また、シニア投資家などの富裕層に対しては、「富裕層にも新NISAで税金を免除しますよ、その代わり、保有資産に対しては税金を上げますね。」と言うのが、役人の思惑かと思います。
なるほど、いかにもドラゴンさんらしい解釈ですね。2025年問題は、個人投資家にとっても影響はありそうですね。
野村総合研究所の調査によると、団塊世代で株式などの投資をしている人は、45%と約半数を占めており、投資をしている人の約6割は、80歳位まで投資を続けたいと思っています。
しかし、「投資の割合を増やしたい」と思っている人は約17%であり、半数以上の人は、「投資の割合を減らしたい」と考えています。

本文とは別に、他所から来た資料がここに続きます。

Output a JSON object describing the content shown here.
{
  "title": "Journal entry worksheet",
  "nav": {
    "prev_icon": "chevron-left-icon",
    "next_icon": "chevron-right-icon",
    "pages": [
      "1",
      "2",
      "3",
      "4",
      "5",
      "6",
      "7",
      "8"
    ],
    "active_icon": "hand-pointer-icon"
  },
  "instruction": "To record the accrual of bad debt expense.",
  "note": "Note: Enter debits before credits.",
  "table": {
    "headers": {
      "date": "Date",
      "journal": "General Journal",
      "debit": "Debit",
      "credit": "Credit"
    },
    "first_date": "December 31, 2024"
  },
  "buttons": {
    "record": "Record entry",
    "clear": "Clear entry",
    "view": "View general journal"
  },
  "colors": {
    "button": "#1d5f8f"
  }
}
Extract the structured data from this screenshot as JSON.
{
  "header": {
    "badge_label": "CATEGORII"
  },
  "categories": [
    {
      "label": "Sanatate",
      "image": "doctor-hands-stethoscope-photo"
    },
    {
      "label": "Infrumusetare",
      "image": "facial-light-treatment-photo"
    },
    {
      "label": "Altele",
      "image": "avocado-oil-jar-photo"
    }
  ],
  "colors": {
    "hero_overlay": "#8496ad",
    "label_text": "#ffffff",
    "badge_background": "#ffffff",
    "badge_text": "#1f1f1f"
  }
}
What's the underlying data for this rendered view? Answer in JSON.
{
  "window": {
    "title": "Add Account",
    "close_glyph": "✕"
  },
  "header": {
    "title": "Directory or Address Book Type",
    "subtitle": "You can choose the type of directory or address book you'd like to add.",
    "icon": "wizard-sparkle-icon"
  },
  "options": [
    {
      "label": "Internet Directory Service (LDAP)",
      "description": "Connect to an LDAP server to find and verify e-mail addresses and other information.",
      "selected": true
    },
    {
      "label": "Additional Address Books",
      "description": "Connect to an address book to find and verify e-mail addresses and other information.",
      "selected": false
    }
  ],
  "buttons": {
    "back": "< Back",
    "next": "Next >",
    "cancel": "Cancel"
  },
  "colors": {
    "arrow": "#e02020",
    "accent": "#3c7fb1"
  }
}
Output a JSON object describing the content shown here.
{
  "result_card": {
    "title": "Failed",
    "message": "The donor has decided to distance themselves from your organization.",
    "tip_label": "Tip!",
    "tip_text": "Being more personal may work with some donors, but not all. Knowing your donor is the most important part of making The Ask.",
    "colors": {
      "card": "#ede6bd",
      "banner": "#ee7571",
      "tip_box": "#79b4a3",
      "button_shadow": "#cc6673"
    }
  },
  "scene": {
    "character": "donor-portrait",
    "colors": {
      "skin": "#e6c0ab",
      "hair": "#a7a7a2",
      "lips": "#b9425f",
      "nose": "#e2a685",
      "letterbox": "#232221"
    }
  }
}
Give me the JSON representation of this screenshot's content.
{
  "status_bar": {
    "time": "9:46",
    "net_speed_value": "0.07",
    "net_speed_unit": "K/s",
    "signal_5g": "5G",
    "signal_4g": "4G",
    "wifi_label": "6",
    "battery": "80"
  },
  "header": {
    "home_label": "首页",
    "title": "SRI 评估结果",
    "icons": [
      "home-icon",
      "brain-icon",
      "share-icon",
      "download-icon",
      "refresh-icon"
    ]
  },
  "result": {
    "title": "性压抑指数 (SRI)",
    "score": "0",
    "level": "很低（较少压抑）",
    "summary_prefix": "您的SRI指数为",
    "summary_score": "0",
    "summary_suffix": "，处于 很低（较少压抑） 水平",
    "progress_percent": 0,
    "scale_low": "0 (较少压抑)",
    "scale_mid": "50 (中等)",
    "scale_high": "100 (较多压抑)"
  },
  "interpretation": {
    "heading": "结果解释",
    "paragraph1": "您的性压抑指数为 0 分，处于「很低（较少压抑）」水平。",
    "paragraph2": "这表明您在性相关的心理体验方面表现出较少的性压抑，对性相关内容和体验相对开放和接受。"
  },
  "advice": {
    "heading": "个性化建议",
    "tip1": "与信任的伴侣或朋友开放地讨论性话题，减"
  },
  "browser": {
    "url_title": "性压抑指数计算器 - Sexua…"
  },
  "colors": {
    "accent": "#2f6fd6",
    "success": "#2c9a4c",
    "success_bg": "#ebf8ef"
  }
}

つまり、「投資は続けるけど、投資の資産は減らしていきますよ」という感じで、今後、現役世代は「貯蓄から投資へ」のかけ声で、資金は投資へとシフトしますが、保有資産額が多い団塊世代をはじめ、シニア世代の資金は、逆に投資から預貯金へ流れていくと見られています。
なぜシニア投資家は、投資から預貯金へとシフトするのですか?
これは管理人も実感していますが、配当金と年金で生活が出来ているのなら、投資額を現状以上に増やす必要は無いのです。老後の生活を充実させ、楽しく余生を過ごすには、手元に現金がある方が便利なのです。
また、金融資産があるシニアは、単身者や夫婦のみ世帯が多く、介護や医療付きで支援してくれる「サービス付き高齢者向け住宅(サ高住)」に住む割合が増加しており、入所のための現金が必要になってくるのです。
と言う事は、今後はそう言った施設を運営している会社や、預貯金が増える金融機関の業績が上がるという事ですか?
そう見ている投資家はいますし、関連する銘柄も多くあります。
2025年問題は、個人投資家にとっても無関係では無いのです。